Brazilian writer, feminist, and politician

Zuleika Alambert (23 December 1922, in Santos – 27 December 2012, in Rio de Janeiro) was a Brazilian writer, feminist, and politician. She was elected a State Representative for the city of Santos in 1947 by the Brazilian Communist Party, becoming one of the first women to hold a seat in the Legislative Assembly of São Paulo. She was the author of several books, including: "Uma jovem brasileira na URSS" (1953), "Estudantes fazem história" (1964), "Feminismo: O Ponto de Vista Marxista" (1986), and others. Alambert was also a feminist leader who fought for social rights in Brazil. She died on December 27, 2012, in Rio de Janeiro.

== Early political career and feminist work ==

The PCB logo

Zuleika Alambert was the leading female communist in São Paulo and served as a member in the PCB Central Committee. In 1947, Alambert was elected to the Legislative Assembly of São Paulo. She is categorized as a working-class Left woman. When she was the Communist Deputy in 1947, she expressed her conviction that women were no longer living "exclusively for their home and children without directly participating in political, social, and economic life." In her inauguration speech, she explained how groups like the União de Mulheres Democráticas, set up in cities within São Paulo like Santo André, were set up in order to "develop a peaceful but intransigent fight to conquer women's rights in all sectors of human life." She emphasized the desire to achieve equal pay for equal work and end carestia which was a long famine. She spoke out about how women and men worked in cooperative terms, and that there was a sort of interdependence between men and women in the workplace. Alambert was able to empower women through her rhetoric and political career.
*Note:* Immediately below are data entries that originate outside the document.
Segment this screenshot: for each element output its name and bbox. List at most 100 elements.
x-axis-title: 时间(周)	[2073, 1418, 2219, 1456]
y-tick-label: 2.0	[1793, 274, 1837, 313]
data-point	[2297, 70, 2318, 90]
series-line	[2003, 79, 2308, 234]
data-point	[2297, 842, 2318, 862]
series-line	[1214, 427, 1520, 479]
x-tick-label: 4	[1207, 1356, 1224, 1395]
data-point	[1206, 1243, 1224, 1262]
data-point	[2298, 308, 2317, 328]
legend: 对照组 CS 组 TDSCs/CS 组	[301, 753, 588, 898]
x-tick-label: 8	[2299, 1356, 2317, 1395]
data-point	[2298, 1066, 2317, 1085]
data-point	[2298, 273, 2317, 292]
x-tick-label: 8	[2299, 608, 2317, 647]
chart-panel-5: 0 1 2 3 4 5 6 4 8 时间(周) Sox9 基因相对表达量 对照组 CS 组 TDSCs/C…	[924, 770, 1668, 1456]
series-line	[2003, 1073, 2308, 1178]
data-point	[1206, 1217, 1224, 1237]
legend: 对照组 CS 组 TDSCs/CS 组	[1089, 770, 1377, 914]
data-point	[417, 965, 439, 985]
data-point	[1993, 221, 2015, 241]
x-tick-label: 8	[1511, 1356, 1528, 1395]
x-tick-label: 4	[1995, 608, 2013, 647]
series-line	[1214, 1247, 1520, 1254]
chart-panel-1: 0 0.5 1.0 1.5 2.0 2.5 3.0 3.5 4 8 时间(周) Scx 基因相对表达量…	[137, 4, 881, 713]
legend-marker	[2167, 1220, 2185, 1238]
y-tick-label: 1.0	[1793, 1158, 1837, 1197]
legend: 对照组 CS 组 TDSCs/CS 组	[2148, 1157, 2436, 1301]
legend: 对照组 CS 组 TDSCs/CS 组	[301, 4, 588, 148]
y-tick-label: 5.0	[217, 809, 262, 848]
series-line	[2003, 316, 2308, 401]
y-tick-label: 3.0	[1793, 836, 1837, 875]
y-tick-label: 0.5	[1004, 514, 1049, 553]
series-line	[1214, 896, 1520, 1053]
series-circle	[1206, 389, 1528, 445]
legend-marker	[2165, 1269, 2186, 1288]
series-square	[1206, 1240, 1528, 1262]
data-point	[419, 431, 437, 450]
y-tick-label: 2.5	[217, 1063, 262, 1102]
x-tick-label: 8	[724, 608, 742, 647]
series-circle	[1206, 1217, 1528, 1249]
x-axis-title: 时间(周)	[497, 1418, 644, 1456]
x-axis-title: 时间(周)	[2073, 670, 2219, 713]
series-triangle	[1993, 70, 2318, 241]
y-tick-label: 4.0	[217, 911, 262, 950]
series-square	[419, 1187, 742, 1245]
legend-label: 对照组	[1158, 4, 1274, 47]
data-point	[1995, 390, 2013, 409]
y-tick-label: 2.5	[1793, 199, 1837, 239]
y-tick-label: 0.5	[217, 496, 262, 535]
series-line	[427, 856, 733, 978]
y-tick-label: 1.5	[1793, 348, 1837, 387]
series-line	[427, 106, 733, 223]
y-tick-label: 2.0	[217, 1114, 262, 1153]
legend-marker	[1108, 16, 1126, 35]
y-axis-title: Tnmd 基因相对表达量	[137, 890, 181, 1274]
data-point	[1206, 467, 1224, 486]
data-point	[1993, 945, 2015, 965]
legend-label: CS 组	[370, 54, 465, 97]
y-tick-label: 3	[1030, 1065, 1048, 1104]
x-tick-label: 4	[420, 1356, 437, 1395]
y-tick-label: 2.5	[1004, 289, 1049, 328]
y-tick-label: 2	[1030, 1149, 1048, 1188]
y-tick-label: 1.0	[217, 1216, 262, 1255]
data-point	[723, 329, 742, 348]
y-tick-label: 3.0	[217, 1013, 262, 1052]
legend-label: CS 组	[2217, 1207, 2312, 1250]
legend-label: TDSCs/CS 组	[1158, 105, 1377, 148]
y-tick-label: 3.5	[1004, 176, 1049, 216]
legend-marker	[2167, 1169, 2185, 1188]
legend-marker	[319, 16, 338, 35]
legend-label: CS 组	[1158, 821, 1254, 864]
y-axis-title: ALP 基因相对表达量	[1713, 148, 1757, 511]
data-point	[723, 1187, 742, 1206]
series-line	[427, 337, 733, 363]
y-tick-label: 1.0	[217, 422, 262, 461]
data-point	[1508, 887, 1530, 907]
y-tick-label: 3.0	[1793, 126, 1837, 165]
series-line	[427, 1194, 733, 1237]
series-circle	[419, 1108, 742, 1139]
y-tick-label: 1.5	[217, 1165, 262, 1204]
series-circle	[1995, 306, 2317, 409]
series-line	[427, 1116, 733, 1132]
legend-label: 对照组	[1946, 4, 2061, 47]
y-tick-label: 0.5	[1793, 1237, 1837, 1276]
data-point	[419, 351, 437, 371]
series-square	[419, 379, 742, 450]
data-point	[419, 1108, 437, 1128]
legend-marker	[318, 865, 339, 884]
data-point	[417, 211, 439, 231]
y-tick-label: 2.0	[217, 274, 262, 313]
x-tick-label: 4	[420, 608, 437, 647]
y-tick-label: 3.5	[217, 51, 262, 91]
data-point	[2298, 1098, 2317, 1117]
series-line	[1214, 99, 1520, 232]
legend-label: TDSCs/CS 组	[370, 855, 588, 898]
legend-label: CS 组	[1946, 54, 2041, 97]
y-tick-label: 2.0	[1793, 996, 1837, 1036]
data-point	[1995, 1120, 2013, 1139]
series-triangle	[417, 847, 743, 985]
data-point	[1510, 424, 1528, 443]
Zuleika Alambert had been a member of the Brazilian Communist Party, however she left the party in order to pursue feminist oriented goals. Alambert criticized the communist understanding of the "woman question" and she worked with Maria Amelia Telles de Almeida on a Marxist-feminist book that described women's history. In 1985, the National Council for Women's Rights (CNDM) was created, and within the same year the Conselho Estadual da Condição Feminina (CECF) was set, which was simply São Paulo's equivalent to the CNDM. Alambert was the president of the CECF during 1988. The CECF was able to create the first female police stations. However, although these sorts of institutions were set up, it was still extremely difficult to get funding and have programs set into motion. In Alambert's words they had to, "scramble for funding for paper clips, let alone women's programs."